Ntvnews.id, Jakarta - Ledakan dahsyat diduga terjadi di Gudang Pusat Munisi II Pusat Peralatan Angkatan Darat (Puspalad) yang berada di Jalan Raya Madiun–Surabaya, Kecamatan Saradan, Kabupaten Madiun, Jawa Timur, Kamis (16/7/2026) pagi.
Berdasarkan informasi sementara yang dihimpun, insiden tersebut terjadi sekitar pukul 09.00 WIB. Dentuman keras yang berasal dari dalam kompleks militer itu sempat mengejutkan warga di sekitar lokasi.
Peristiwa tersebut diduga mengakibatkan korban luka dari kalangan anggota TNI. Informasi sementara menyebutkan sedikitnya tujuh orang mengalami luka-luka akibat ledakan.
Salah seorang anggota TNI yang enggan disebutkan identitasnya membenarkan adanya korban dalam insiden tersebut. Ia menyebutkan adanya sekitar 8 orang terluka dan sudah dilarikan ke rumah sakit.
Sejumlah korban kemudian dilaporkan menjalani penanganan medis di Instalasi Gawat Darurat (IGD) RSUD Caruban, Kabupaten Madiun. Pantauan di lokasi menunjukkan sejumlah anggota TNI berseragam loreng tengah menjalani perawatan.
Baca Juga: Dishub DKI Tambah Rambu Batas Ketinggian di JPO dan Flyover Cegah Kecelakaan
Selain korban luka, beredar informasi mengenai keberadaan satu jenazah di rumah sakit tersebut. Namun hingga kini belum dapat dipastikan apakah jenazah tersebut merupakan korban dari insiden ledakan di Gudang Pusat Munisi II Puspalad.
Di kawasan RSUD Caruban, aktivitas personel TNI terlihat cukup padat. Sejumlah anggota tampak hilir mudik, sementara personel intelijen Kodim Madiun berjaga di area rumah sakit.
Merespons peristiwa tersebut, sejumlah pejabat dari Kodam V/Brawijaya dilaporkan turun langsung ke lokasi kejadian di Kecamatan Saradan. Kehadiran mereka dilakukan untuk meninjau kondisi di lapangan, memastikan penanganan terhadap para korban berjalan maksimal, serta memulai penyelidikan awal terkait penyebab ledakan.

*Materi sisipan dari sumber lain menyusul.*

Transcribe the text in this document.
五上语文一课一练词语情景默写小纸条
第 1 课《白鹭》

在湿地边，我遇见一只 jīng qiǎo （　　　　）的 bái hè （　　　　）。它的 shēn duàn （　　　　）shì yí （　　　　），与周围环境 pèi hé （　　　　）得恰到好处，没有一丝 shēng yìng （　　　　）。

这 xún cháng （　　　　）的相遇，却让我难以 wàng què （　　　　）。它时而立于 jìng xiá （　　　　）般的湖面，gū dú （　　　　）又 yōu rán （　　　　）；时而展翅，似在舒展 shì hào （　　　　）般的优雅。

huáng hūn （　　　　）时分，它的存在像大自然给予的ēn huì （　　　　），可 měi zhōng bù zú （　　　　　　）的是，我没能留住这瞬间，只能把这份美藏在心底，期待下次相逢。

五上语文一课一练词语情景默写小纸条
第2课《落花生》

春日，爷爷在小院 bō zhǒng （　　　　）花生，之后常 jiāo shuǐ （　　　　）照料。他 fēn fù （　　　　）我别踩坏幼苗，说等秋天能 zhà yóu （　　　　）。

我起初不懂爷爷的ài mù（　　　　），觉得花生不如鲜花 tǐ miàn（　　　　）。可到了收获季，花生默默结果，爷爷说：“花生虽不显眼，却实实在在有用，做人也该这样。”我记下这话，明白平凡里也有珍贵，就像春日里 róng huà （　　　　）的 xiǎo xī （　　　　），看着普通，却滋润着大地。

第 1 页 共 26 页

Hingga berita ini ditulis, pihak TNI belum memberikan keterangan resmi mengenai jumlah korban maupun penyebab pasti ledakan yang diduga terjadi di Gudang Pusat Munisi II Puspalad, Kecamatan Saradan, Kabupaten Madiun. Otoritas terkait juga masih melakukan pendataan dan konfirmasi lebih lanjut guna memastikan kronologi lengkap insiden tersebut.